I'd like to show that $$\frac{a}{\sqrt{b^2+b+1}}+\frac{b}{\sqrt{c^2+c+1}}+\frac{c}{\sqrt{a^2+a+1}}\ge\sqrt{3}$$
My try: Use Hölder inequality $$\left(\sum_{cyc}\dfrac{a}{\sqrt{b^2+b+1}}\right)\left(a\sqrt{b^2+b+1}\right)^2\ge (a+b+c)^3\,,$$ then we only need to prove this $$\sum_{cyc}a(b^2+b+1)=\sum_{cyc}(ab^2+ab+a)\le 9$$ but $$ab^2+bc^2+ca^2+ab+bc+ac\le 6$$ is not true.
So I can't prove it.
I'm going to use two facts. The first one can be obtained as following: $$\begin{align} ab + bc + ca &\leqslant a^2 + b^2 + c^2, \\ 3(ab + bc + ca) &\leqslant (a + b + c)^2 = 9, \\ ab + bc + ca &\leqslant 3. \end{align}$$
And the second one: $$\frac{1}{\sqrt{x^2 + x + 1}} \geqslant \frac{\sqrt{3}}{2} - \frac{x}{2\sqrt{3}}$$ (here's Wolfram Alpha visualization, a bit later I'm going to prove it more rigorously).
So, putting it all together: $$ \begin{align} \frac{a}{\sqrt{b^2 + b + 1}} + \frac{b}{\sqrt{c^2 + c + 1}} + \frac{c}{\sqrt{a^2 + a + 1}} &\geqslant \frac{\sqrt{3}}{2}(a + b + c) - \frac{ab + bc + ca}{2\sqrt{3}} \\ &\geqslant \frac{3\sqrt{3}}{2} - \frac{\sqrt{3}}{2} = \sqrt{3} \end{align}$$
Lemma. $\displaystyle \frac{1}{\sqrt{x^2 + x + 1}} \geqslant \frac{\sqrt{3}}{2} - \frac{x}{2\sqrt{3}},\ \forall x \geqslant 0$.
Note that $\displaystyle \frac{\sqrt{3}}{2} - \frac{x}{2\sqrt{3}} = \frac{1}{2\sqrt{3}}(3 - x) < 0$ for $x > 3$. So, for these $x$ we get obvious inequality that square root of something is greater than $0$.
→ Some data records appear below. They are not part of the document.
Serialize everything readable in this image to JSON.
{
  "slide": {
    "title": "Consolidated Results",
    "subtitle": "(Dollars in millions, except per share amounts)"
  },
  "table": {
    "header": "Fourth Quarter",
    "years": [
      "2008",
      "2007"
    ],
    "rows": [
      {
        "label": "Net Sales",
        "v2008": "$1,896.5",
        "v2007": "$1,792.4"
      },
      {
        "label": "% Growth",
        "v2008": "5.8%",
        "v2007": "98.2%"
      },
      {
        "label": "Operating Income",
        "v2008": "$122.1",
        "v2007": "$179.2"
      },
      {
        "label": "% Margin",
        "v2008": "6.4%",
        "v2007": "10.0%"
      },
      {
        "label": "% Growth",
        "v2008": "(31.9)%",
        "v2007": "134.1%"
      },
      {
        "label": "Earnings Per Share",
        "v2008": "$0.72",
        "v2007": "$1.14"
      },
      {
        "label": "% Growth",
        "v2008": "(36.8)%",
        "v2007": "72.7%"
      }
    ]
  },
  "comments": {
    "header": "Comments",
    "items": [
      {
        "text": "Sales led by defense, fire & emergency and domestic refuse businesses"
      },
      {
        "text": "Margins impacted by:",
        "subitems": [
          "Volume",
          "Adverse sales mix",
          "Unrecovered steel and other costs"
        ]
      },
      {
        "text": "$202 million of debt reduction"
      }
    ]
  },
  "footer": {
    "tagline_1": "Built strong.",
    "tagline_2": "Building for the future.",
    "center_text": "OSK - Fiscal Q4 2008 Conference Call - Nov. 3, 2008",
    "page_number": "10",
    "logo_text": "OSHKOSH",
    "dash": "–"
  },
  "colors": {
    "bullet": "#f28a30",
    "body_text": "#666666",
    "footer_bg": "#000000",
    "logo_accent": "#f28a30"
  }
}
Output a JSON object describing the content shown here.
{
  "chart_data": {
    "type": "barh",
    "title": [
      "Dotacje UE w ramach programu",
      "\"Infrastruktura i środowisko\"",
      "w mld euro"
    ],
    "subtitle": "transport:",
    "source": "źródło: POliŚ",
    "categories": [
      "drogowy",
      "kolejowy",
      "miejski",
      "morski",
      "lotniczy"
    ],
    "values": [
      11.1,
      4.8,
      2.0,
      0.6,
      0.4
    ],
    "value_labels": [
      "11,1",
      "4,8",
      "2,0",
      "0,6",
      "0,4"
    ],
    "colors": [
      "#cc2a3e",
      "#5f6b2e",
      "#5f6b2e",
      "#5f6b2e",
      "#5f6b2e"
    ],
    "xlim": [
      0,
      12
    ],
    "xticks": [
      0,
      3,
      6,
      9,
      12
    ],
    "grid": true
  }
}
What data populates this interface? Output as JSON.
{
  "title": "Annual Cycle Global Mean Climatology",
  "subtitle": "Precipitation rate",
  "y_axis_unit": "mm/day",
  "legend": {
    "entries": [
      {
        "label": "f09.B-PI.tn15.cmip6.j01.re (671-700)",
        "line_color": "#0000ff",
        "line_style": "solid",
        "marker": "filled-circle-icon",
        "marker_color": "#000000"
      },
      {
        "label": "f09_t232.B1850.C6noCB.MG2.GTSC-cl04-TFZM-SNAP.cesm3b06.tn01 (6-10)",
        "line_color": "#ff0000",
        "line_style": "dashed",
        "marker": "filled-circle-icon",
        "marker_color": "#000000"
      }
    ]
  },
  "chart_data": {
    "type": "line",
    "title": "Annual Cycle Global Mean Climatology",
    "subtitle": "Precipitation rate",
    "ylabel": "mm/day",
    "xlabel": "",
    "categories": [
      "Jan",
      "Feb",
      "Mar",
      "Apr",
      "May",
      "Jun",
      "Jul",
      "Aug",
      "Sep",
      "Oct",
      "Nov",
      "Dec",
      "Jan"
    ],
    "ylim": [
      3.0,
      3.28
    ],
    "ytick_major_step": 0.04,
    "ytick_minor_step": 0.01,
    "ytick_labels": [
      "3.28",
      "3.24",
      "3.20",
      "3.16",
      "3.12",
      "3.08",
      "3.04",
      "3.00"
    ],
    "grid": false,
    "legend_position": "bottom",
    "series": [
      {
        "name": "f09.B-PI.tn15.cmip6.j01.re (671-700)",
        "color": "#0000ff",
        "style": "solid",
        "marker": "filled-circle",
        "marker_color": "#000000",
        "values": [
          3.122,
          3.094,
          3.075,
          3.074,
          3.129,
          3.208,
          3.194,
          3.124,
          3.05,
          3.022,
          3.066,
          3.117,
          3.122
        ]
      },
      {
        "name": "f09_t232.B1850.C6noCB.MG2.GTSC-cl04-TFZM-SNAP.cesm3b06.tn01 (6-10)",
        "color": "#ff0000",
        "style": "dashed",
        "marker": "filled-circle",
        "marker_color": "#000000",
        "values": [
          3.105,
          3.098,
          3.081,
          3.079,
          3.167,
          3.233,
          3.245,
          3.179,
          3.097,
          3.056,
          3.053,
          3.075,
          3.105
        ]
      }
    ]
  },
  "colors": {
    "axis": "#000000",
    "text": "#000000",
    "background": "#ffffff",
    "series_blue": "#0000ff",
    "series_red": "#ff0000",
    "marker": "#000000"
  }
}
For $x \in [0, 3]$: $$ \begin{align} \frac{1}{\sqrt{x^2 + x + 1}} \geqslant \frac{\sqrt{3}}{2} - \frac{x}{2\sqrt{3}} &\Longleftrightarrow 12 \geqslant (x^2 + x + 1)(3 - x)^2 \\ &\Longleftrightarrow x^4 - 5x^3 + 4x^2 +3x - 3 \leqslant 0 \\ &\Longleftrightarrow (x - 1)(x^3 - 4x^2 + 3) \leqslant 0 \\ &\Longleftrightarrow (x - 1)^2(x^2 - 3x - 3) \leqslant 0 \end{align}$$ which is true because roots of $x^2 - 3x - 3$ are: $x_1 = \frac{1}{2}(3 - \sqrt{21}) < 0$, $x_2 = \frac{1}{2}(3 + \sqrt{21}) > 3$. So for $x \in [0, 3]$ holds $x^2 - 3x - 3 < 0.$